When someone posts online, “I dare anyone to find me anything better than riding through LA with my dog on my lap listening to 2Pac,” it sounds like a challenge. But strip away the nostalgia and the beat, and what you have is a heart that has not yet experienced what it was created for. Eddie, host of The Deen Show, addresses this claim head-on — and with genuine compassion — in this episode of Keeping It Real with Eddie, weaving together the story of a new Muslim veteran, the spiritual cost of “audio pornography,” the responsibility parents carry, and the defining question every soul must eventually answer: what is the true purpose of this life?
The Heart Has a Maker — And Ramadan Is the Annual Reset
Islam is grounded in a clear and rational principle: the heart was designed by its Creator, and nothing truly fills it except returning to that Creator. Eddie recounts an honest encounter with a Muslim brother whose business blasted profanity-laced music all day — a man who openly admitted to depression and a persistent void he couldn’t explain. The advice was direct but full of care: cut the “audio pornography,” replace it with Qur’an and beneficial knowledge, and watch the heart come back to life. This is not about deprivation — it is about trading a hollow stimulation for something that actually nourishes the soul. And the role of parents runs deeper than many realise; children who grow up watching their fathers curse and their mothers drift from the deen are not misbehaving — they are mirroring. Ramadan, Allah tells us in the Qur’an, was prescribed precisely to interrupt that cycle and rebuild taqwa — God-consciousness — from the inside out.
“Fasting has been prescribed for you as it was prescribed to those before you, that you may increase in taqwa — God-consciousness.” — Qur’an 2:183
- Ramadan trains the soul to govern desires rather than be governed by them — the wild stallion of the nafs must be ridden, not the other way around
- Music saturated with profanity and materialism is a spiritual drain; replacing it with Qur’an and Islamic reminders charges the heart the way a battery is recharged
- Parents are the first teachers — children who grow up around cursing, smoking, and spiritual neglect will imitate it; Ramadan is the moment to break that cycle
- Jesus, Moses, Abraham, and all the prophets fasted and submitted to the Creator alone — Islam is not a new religion but the continuation of the same eternal message
- Islam is not blind faith — it is built on clear evidence and proof, and Brent, a US military veteran who spent ten years resisting it, testifies to that: the more he investigated, the more he would have been lying to himself to reject it
Trials Are the Price of Sincerity — What Every New Muslim Needs to Hear
Brent accepted Islam four months before this episode was recorded, and within that short time he lost his two-month-old son. His story, and the story of Dr. Lawrence Brown — a physician who accepted Islam and lost his house, his career, and his family before Allah returned everything multiplied — illustrates a truth that Islam never conceals: sincere belief will be tested. Allah says plainly in the Qur’an, “Do you think you will say ‘I believe’ and not be tried?” The tests are not evidence that Islam is wrong; they are the mechanism through which sincerity is verified and sins are expiated. Every prophet — Jesus ridiculed and threatened, Moses pursued, Abraham cast into fire — faced opposition not because they were on the wrong path, but because they were on the right one. They were not trying to win a popularity contest. They spoke truth and were ultimately victorious. What you lose on the path of Allah, Allah replaces.

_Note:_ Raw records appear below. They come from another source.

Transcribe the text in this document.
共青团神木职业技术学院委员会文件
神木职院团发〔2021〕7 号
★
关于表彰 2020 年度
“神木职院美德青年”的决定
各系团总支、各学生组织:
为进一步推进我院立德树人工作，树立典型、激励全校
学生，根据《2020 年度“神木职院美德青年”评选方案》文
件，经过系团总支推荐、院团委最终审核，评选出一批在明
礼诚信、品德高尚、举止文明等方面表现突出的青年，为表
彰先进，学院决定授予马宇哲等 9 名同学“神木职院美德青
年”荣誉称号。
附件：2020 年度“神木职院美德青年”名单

“There is no affliction that befalls a believer except that it is good for him — not even the prick of a thorn — for it expiates his sins.” — Prophet Muhammad ﷺ
The person who dares someone to find something better than 2Pac simply has not yet tasted what this deen delivers when the heart is genuinely connected to its Maker — that deep contentment, that sense of purpose, that only comes from submitting to the One who created you. Salah five times a day, zakat for the poor, the Hajj pilgrimage once in a lifetime, and now the blessed month of Ramadan: these are not burdens, they are the architecture of a life that makes sense. Death arrives without announcement — and we leave behind either righteous deeds and children who carry this faith forward, or we leave behind nothing of lasting value. This Ramadan, whatever vice has had a hold on you, put it down. Discipline the soul. Replace what corrupts the heart with what revives it. And ask yourself, with full honesty: why have I been created, and what am I chasing?